All right. And then one more. Could you comment on PAR Pay, the module specifically? I think it's been -- what has it been six to eight months since you've rolled it out and if you could give us any updates on performance with that.

Savneet Singh

Analyst · Lowell Blake & Associates. Please proceed.

It's actually going very well. PAR Pay is a payment module that we charge a recurring fee for. Our customers and our sales team are finding actually very relatively high attachment rates and so, we are pushing it a lot harder now. The first quarter or two was to make sure there was customer demand, make sure that customers have strong adoption. It also has led to interesting externalities. So, less calls to our call center for payment terminals that are not ours. It's obviously a little bit more seamless, because we built the software. So it's an interesting play that not only generates incremental recurring revenue, but also helps lower the expense based on the servicing inside and because our customers have shown desire to -- I'm sorry, the customers have actually shown to actually like it and our sales teams feel very confident about their ability to sell, I think you'll see us push that harder coming Q2, 3 and 4.

David Polansky

Analyst · Lowell Blake & Associates. Please proceed.

Great. And what was the monthly fee on that? Was it $30 to $40 a month?

Savneet Singh

Analyst · Lowell Blake & Associates. Please proceed.

That's right. Sometimes higher. It depends on sort of -- it depends on customer size and ...

Bryan Menar

Analyst · Lowell Blake & Associates. Please proceed.

Correct. It will range from the mid $30 to $50.

Savneet Singh

Analyst · Lowell Blake & Associates. Please proceed.
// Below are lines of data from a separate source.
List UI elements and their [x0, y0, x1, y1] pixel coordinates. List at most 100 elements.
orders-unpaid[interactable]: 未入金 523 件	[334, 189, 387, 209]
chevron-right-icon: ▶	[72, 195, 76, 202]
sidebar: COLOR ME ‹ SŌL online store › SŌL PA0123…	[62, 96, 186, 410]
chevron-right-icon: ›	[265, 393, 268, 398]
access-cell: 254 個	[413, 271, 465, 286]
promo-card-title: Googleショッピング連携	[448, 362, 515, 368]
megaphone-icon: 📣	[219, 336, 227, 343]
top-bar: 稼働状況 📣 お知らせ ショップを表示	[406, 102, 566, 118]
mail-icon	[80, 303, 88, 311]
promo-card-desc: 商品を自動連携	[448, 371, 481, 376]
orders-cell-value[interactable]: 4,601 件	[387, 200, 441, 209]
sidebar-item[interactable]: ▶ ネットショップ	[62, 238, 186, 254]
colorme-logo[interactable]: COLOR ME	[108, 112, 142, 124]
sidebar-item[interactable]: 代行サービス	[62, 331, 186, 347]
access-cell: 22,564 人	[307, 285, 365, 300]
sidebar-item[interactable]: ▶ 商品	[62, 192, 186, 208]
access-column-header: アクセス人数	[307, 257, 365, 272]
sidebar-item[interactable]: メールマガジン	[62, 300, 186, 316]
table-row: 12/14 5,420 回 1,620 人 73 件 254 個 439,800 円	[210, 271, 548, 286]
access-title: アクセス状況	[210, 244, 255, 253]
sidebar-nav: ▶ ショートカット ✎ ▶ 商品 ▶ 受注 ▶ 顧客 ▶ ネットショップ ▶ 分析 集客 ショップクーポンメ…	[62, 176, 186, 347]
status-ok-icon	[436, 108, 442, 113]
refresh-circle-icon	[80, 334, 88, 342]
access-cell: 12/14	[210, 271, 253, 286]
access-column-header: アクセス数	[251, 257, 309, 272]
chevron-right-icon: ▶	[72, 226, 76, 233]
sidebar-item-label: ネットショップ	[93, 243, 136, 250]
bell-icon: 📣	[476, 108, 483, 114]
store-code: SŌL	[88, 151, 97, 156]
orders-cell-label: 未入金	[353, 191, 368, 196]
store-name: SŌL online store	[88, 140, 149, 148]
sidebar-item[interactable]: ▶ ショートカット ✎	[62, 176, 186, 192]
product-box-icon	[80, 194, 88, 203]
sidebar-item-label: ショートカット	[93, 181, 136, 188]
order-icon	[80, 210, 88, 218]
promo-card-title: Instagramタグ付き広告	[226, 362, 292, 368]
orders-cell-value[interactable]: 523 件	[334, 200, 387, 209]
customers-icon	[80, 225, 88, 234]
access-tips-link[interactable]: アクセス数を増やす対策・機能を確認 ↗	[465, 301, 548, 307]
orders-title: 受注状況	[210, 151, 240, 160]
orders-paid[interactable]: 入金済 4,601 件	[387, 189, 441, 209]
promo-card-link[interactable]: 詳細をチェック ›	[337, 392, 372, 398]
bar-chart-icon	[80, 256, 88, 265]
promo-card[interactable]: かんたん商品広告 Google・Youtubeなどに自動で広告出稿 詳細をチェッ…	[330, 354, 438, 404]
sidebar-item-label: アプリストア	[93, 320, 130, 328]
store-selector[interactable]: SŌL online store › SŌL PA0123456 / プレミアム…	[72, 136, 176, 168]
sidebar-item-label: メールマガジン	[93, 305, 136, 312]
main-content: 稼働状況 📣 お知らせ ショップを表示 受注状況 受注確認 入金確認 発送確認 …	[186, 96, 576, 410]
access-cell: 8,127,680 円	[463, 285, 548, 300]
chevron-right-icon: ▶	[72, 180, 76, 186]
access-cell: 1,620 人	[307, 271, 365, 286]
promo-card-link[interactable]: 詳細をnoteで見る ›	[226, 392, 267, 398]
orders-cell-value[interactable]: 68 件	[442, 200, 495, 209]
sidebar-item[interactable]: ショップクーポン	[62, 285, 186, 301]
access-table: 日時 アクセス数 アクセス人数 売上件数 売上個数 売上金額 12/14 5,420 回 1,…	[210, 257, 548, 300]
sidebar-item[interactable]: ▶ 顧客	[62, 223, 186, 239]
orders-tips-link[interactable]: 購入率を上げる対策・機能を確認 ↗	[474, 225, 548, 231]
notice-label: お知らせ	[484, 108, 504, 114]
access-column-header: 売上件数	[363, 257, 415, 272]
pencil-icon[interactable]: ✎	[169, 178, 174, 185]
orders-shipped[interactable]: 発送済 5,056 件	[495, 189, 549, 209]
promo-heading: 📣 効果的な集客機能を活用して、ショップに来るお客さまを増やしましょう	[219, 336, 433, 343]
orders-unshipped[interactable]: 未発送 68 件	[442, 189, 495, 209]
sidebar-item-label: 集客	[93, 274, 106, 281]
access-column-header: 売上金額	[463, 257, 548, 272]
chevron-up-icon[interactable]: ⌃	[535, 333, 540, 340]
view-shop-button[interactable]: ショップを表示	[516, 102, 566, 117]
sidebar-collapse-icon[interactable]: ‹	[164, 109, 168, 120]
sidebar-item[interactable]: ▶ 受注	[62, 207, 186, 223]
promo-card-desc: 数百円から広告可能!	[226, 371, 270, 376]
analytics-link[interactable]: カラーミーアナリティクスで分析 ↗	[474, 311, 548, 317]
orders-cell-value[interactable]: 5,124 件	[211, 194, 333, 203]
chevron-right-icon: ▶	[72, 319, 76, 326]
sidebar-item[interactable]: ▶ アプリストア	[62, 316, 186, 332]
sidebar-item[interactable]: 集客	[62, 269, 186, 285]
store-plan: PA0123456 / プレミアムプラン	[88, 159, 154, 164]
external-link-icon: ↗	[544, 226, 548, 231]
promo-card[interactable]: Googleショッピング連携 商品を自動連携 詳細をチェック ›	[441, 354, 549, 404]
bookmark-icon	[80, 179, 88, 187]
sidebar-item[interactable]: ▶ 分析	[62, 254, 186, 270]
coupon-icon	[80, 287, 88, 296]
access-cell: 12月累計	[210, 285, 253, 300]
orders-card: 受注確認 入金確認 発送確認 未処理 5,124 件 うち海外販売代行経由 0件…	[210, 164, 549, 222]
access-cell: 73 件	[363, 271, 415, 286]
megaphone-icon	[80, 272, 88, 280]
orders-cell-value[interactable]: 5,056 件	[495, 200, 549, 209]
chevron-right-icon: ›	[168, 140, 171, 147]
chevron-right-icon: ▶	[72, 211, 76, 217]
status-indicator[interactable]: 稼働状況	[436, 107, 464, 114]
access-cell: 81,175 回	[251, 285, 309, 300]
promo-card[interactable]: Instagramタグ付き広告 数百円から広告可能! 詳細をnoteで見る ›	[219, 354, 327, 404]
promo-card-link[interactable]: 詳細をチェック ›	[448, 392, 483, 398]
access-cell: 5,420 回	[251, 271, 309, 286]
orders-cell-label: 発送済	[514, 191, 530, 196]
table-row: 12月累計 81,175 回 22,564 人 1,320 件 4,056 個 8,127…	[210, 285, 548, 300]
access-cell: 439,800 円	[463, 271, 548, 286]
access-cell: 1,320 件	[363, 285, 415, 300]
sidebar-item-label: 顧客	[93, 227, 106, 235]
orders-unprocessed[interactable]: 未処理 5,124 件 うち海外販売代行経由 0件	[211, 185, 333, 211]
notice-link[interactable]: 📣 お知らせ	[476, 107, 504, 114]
Depending on number of terminals per store, number of stores and so on and so forth. There are lots of different variables.

David Polansky

Analyst · Lowell Blake & Associates. Please proceed.

All right. Thanks, guys.

Bryan Menar

Analyst · Lowell Blake & Associates. Please proceed.

Thanks David.

Operator

Operator

Thank you. And at this time, I'm showing no questions in queue. I'd like to turn the call back over to Savneet Singh for further remarks.

Savneet Singh

Analyst

Thank you all for joining today's call. We look forward to updating you on our progress and continuing to be more transparent as a company. Thank you.

Operator

Operator

Ladies and gentlemen, thank you for your participation in today's conference. This concludes the program. You may now disconnect. Everyone have a wonderful day.